Fischler spells out challenge for beef sector

Series Title
Series Details 18/07/96, Volume 2, Number 29
Publication Date 18/07/1996
Content Type

Date: 18/07/1996

By Michael Mann

AGRICULTURE Commissioner Franz Fischler will present concrete proposals to reform the EU's troubled beef sector before the end of the month.

Among the ideas Fischler will discuss with EU farm ministers at their meeting next week are plans to increase the 400,000 tonne limit on beef intervention for 1996, and similarly raise the ceiling for next year above 350,000 tonnes.

Swift action was crucial, Fischler insisted yesterday (17 July), because production was about to enter its heaviest period of the year - with no sign of any real recovery in consumer demand - and because the draft budget for 1997 expenditure only made provision for a maximum of 220,000 tonnes of beef entering EU stores.

The Commissioner will also suggest increasing the premium paid to farmers using extensive farming methods, and tighter limits on farmers' rights to apply for the special beef premium.

He will call for the introduction of intervention for animals of eight to nine months of age and suggest forcing member states to offer farmers the chance to make use of the so-called “Herod premium”, under which calves are slaughtered shortly after birth.

Pointing to a 15&percent; decline in prices since the beginning of the crisis, Fischler urged the beef sector to pass on these reductions to consumers in an effort to boost falling consumption.

The Commissioner said promotional measures could only follow once some sort of labelling scheme had been established.

To overcome consumers' “psychological problem”, he said, it was crucial to “get information up to a sufficient level so the consumer knows what he can trust”.

Fischler said the total cost of the measures would be impossible to calculate until firm decisions had been taken, but stressed the crisis could account for “enormous amounts of money” unless strong action was taken.

Intervention purchases this year look set to top 600,000 tonnes, and Fischler said that the cost of buying in beef was likely to average between 210 and 230 million ecu for every 100,000 tonnes. Although he refused to be drawn on the subject, the probable costs of the measures will almost certainly herald controversial cuts in payments to the EU's cereal farmers.

Member states are already pushing for curbs on farm spending and Fischler stressed that aid to beef farmers and efforts to cut future production would have to come from existing CAP resources. The Commission will flag up its intention to reduce over-generous cereals and oilseed compensation payments in the Official Journal later this month.

While officials wrestle with ways of getting the beef sector back on track, British gelatine makers remain none the wiser as to whether new production standards adopted last month need to be tightened further.

When the new standards were adopted, gelatine became one of three products exempted from the export ban.

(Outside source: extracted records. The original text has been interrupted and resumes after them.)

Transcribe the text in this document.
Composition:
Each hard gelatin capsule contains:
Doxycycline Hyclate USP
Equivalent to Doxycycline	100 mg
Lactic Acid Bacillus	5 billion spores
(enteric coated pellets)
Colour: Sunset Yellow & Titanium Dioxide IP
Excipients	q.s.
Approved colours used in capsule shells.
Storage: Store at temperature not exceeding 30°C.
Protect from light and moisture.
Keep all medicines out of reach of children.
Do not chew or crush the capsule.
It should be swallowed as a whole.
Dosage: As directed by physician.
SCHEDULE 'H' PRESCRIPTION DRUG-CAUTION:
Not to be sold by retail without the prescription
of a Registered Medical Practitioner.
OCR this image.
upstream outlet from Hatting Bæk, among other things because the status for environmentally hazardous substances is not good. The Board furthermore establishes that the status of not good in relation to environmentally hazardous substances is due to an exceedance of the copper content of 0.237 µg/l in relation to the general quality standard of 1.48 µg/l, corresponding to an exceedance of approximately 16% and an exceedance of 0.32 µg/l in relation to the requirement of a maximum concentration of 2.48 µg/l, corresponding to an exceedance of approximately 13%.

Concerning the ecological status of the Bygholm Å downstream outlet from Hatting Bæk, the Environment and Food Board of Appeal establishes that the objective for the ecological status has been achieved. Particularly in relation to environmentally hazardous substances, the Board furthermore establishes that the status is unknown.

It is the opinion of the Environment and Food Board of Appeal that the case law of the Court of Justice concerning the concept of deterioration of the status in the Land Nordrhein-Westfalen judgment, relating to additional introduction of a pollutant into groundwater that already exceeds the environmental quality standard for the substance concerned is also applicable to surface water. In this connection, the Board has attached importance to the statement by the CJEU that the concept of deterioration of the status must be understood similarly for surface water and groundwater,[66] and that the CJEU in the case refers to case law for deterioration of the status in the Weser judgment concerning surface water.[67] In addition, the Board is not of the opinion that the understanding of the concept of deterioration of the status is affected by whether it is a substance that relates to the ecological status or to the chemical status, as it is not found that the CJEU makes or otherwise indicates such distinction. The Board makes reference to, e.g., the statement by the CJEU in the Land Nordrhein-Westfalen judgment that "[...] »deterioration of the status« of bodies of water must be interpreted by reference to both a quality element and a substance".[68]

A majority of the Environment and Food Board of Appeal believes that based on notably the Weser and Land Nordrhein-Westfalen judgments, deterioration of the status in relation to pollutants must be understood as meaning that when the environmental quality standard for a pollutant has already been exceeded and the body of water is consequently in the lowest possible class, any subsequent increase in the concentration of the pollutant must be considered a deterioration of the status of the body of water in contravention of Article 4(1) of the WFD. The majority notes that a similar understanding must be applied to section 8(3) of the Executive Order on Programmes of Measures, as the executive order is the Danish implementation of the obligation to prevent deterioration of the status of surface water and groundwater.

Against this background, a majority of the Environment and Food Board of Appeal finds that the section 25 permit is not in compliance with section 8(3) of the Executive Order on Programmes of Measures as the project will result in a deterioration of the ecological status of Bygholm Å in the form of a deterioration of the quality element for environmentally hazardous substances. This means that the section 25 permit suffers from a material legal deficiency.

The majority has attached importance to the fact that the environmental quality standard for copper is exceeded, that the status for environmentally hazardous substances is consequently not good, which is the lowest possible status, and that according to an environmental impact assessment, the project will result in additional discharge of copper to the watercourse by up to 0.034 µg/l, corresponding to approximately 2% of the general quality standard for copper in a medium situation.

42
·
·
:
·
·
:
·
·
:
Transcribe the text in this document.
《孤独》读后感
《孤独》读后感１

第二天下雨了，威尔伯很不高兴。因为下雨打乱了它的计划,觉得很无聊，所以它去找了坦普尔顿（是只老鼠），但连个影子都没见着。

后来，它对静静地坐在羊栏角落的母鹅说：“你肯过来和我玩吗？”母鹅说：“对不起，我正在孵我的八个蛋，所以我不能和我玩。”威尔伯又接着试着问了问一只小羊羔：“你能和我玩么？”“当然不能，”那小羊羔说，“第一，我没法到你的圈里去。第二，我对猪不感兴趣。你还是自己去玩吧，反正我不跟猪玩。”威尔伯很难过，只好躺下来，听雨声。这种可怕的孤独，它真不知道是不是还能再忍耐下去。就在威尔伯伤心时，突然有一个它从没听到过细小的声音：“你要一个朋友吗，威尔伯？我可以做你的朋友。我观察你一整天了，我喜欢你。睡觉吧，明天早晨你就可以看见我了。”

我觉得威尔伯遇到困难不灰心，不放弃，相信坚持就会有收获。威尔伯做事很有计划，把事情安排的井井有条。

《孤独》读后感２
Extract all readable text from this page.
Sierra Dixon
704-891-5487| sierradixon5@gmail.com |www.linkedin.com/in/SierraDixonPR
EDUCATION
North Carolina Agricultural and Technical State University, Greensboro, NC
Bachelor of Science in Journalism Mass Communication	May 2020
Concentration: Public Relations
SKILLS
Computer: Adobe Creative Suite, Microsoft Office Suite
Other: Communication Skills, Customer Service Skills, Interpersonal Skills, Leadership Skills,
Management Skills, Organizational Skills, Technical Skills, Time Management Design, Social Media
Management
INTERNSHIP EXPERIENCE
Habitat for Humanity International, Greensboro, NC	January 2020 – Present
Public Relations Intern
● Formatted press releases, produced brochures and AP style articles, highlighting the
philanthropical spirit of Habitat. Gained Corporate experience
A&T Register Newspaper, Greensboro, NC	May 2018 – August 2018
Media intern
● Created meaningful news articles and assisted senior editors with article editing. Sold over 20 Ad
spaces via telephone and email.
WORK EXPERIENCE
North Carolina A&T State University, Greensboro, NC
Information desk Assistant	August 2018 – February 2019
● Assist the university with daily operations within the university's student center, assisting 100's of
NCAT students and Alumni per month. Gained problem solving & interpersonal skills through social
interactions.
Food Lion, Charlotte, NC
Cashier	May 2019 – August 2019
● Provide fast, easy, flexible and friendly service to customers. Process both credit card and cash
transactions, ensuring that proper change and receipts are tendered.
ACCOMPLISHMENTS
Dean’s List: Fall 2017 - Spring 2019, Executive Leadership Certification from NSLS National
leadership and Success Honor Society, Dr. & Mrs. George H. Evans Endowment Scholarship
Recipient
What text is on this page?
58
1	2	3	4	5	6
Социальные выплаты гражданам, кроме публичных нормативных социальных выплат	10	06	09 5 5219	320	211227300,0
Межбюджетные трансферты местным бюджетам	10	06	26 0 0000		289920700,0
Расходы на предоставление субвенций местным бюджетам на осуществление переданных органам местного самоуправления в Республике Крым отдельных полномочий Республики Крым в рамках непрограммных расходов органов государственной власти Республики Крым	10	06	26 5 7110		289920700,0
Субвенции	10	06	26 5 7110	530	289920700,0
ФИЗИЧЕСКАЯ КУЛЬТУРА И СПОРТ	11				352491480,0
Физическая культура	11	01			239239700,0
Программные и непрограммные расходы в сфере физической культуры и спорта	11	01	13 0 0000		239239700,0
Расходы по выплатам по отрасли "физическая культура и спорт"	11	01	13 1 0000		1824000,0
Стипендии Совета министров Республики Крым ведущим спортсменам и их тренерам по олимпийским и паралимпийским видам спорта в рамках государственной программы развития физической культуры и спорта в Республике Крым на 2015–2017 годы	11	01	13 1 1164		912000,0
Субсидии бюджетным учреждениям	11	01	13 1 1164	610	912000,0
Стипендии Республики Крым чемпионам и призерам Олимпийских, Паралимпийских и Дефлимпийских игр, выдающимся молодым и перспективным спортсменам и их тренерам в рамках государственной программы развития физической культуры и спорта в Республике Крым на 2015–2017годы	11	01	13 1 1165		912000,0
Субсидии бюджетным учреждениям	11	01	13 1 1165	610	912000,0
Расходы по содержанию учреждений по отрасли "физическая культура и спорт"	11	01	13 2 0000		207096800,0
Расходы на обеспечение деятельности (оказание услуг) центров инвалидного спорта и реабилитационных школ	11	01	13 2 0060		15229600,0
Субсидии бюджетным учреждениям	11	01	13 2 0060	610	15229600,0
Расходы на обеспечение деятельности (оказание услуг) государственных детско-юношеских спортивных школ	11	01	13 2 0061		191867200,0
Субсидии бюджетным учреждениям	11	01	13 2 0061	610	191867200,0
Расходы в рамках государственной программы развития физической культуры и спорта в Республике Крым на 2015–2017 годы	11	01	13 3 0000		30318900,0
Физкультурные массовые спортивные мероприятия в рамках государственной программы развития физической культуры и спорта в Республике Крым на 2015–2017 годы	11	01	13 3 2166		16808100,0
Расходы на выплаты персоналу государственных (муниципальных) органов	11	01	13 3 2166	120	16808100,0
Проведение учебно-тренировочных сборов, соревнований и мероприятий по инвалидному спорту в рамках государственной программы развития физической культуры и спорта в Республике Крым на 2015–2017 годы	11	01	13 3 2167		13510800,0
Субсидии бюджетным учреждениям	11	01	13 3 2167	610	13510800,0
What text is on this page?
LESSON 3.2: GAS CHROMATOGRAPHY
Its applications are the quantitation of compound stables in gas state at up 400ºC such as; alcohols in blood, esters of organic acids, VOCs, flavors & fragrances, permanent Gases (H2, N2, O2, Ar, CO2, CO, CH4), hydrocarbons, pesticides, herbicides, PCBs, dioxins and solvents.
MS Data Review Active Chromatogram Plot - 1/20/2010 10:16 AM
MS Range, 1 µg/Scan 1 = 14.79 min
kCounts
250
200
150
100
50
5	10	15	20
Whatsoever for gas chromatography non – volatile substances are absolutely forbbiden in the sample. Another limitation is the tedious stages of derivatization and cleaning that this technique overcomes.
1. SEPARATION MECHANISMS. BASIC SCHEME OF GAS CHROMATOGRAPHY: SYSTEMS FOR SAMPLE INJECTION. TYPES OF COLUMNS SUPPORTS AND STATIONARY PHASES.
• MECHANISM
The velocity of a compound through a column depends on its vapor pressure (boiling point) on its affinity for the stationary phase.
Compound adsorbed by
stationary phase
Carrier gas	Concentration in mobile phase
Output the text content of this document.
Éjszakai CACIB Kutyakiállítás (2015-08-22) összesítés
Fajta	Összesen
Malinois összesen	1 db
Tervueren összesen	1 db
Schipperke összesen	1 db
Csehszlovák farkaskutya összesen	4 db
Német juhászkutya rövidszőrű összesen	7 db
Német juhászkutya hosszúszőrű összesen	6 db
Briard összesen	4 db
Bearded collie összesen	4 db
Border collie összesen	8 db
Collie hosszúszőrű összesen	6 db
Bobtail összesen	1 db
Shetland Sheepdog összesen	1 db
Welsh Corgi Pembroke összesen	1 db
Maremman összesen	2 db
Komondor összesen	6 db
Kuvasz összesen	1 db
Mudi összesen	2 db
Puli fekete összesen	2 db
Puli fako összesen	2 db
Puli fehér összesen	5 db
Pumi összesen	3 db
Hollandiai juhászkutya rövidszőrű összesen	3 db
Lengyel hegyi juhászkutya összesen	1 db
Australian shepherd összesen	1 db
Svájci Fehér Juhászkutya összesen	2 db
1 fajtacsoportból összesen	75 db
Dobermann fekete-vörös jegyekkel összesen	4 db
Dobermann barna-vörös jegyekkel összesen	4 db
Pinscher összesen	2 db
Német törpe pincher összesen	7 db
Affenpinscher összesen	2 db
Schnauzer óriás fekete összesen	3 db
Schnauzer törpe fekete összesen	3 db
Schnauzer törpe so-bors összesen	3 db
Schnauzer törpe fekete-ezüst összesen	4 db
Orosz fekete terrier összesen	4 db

But the status of British gelatine was suddenly thrown into doubt this week when new evidence came to light that new production methods might not be sufficient to guarantee the product's safety.

Meetings yesterday (17 July) of both the Scientific Veterinary Committee and Multi-Disciplinary Committee on BSE failed to produce any firm conclusions, leaving their next deliberations until late August.

With gelatine producers firmly in limbo, they will have to continue to export product manufactured from animals raised outside the UK. Despite the lifting of the ban on by-products, most UK processors have opted to use foreign raw materials rather than come into line with the new standards.